What is I/I?
Infiltration/Inflow (I/I) is a term used to cover surface and groundwater that enters the system.
I/I reduces the capacity of sewers to carry wastewater, and can adversely affect the performance of the wastewater treatment plant. In addition, it is not uncommon for basement flooding or sanitary sewer overflows to occur because of I/I.
All sanitary sewer systems have I/I. The challenge is to reduce excessive I/I. The determination of what is excessive varies from community to community.
Identifying and removing I/I can be a time-consume and expensive task if not properly pursued. Jones & Henry can help a community address the I/I problems in a cost-effective manner.
Jones & Henry has assisted many communities in programs designed to minimize I/I. Our experience with I/I has resulted in several solutions to different I/I problems. Solutions are developed following a cost-effective analysis of the situation.

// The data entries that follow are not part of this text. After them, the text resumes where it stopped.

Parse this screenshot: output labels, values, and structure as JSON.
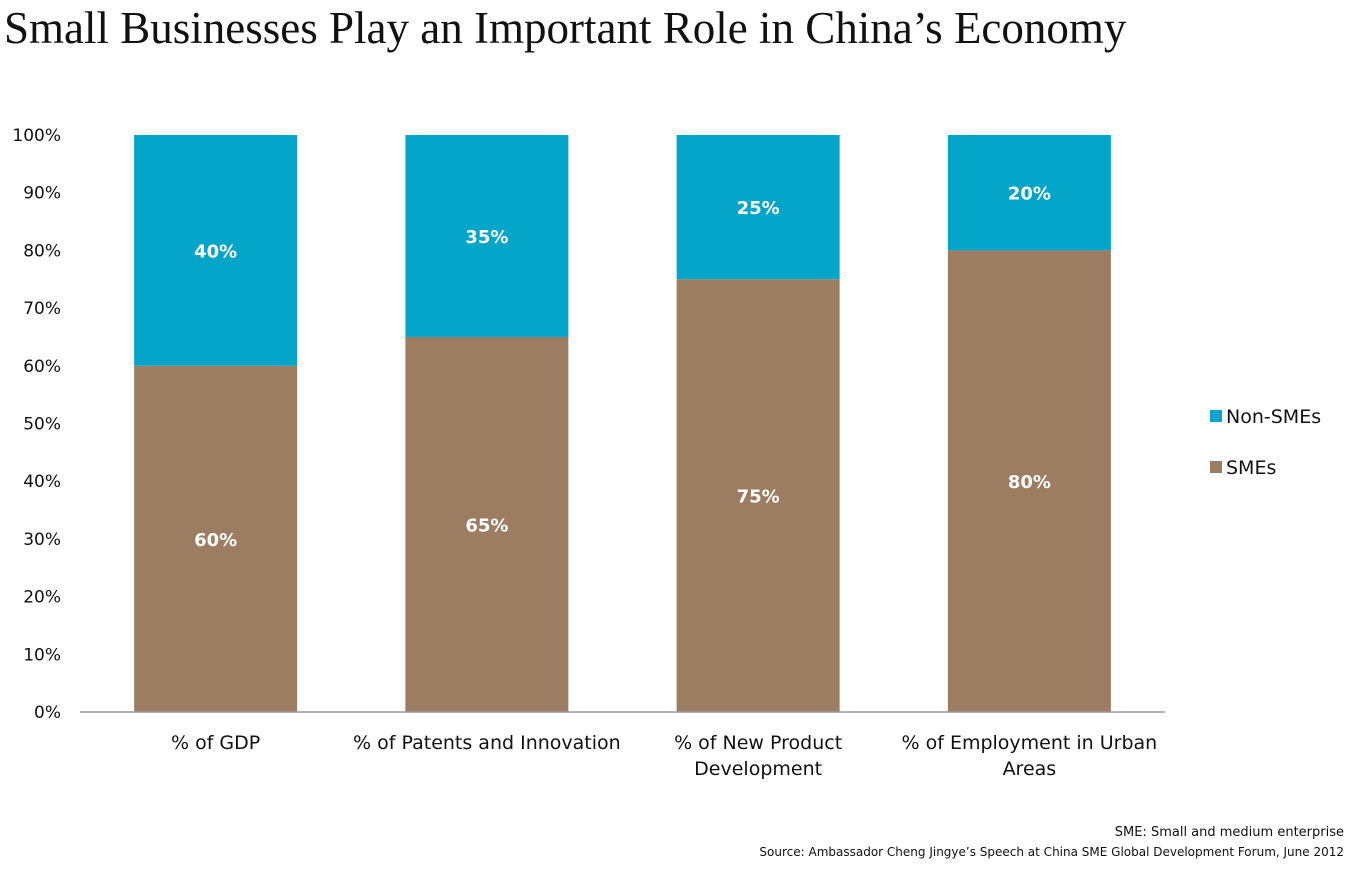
{
  "title": "Small Businesses Play an Important Role in China’s Economy",
  "footnotes": {
    "definition": "SME: Small and medium enterprise",
    "source": "Source: Ambassador Cheng Jingye’s Speech at China SME Global Development Forum, June 2012"
  },
  "colors": {
    "smes": "#9c7d61",
    "non_smes": "#05a5c9",
    "axis": "#9a9a9a",
    "label_inside": "#ffffff",
    "text": "#111111"
  },
  "chart_data": {
    "type": "bar",
    "stacked": true,
    "categories": [
      "% of GDP",
      "% of Patents and Innovation",
      "% of New Product Development",
      "% of Employment in Urban Areas"
    ],
    "series": [
      {
        "name": "SMEs",
        "values": [
          60,
          65,
          75,
          80
        ],
        "labels": [
          "60%",
          "65%",
          "75%",
          "80%"
        ]
      },
      {
        "name": "Non-SMEs",
        "values": [
          40,
          35,
          25,
          20
        ],
        "labels": [
          "40%",
          "35%",
          "25%",
          "20%"
        ]
      }
    ],
    "ylim": [
      0,
      100
    ],
    "yticks": [
      0,
      10,
      20,
      30,
      40,
      50,
      60,
      70,
      80,
      90,
      100
    ],
    "ytick_labels": [
      "0%",
      "10%",
      "20%",
      "30%",
      "40%",
      "50%",
      "60%",
      "70%",
      "80%",
      "90%",
      "100%"
    ],
    "xlabel": "",
    "ylabel": "",
    "grid": false,
    "legend": {
      "position": "right",
      "order": [
        "Non-SMEs",
        "SMEs"
      ]
    }
  }
}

Some of the solutions that have been recommended by Jones & Henry and implemented to control I/I include:
- Manhole Rehabilitation
- Sewer Lining
- In-line Storage
- Sanitary Relief Sewers
- Public Awareness Program
- Internal Sewer Grouting
- Sewer Replacement
- Equalization at the WWTP
- Foundation Drain Removal
- Express Sewers
Jones & Henry provides full service to arrive at a comprehensive program to remove excessive I/I. We tailor our services to your needs. We offer:
- Continuous Flow Monitoring
- Smoke Testing of Storm & Sanitary Sewers
- Dye Testing of Storm Systems
- Visual Inspection
- Manhole Evaluations
Preliminary Analysis: Preliminary analyses completed by Jones & Henry include the following:
- Statistical review of WWTP flows
- Review ratio of potable water to wastewater flows
- Analysis of past flooding problems
Project Report and Recommendations
The findings of the investigation, including financial capability analysis to select approach to the problem, are contained in a report. The report also includes recommendations as well as preliminary costs.
Jones & Henry has the resources and experience to help you develop a successful program. Realistically, a program that reduces I/I by 25 to 30 percent is considered successful. The results of such a program help to solve many problems and contribute to enhancing public health.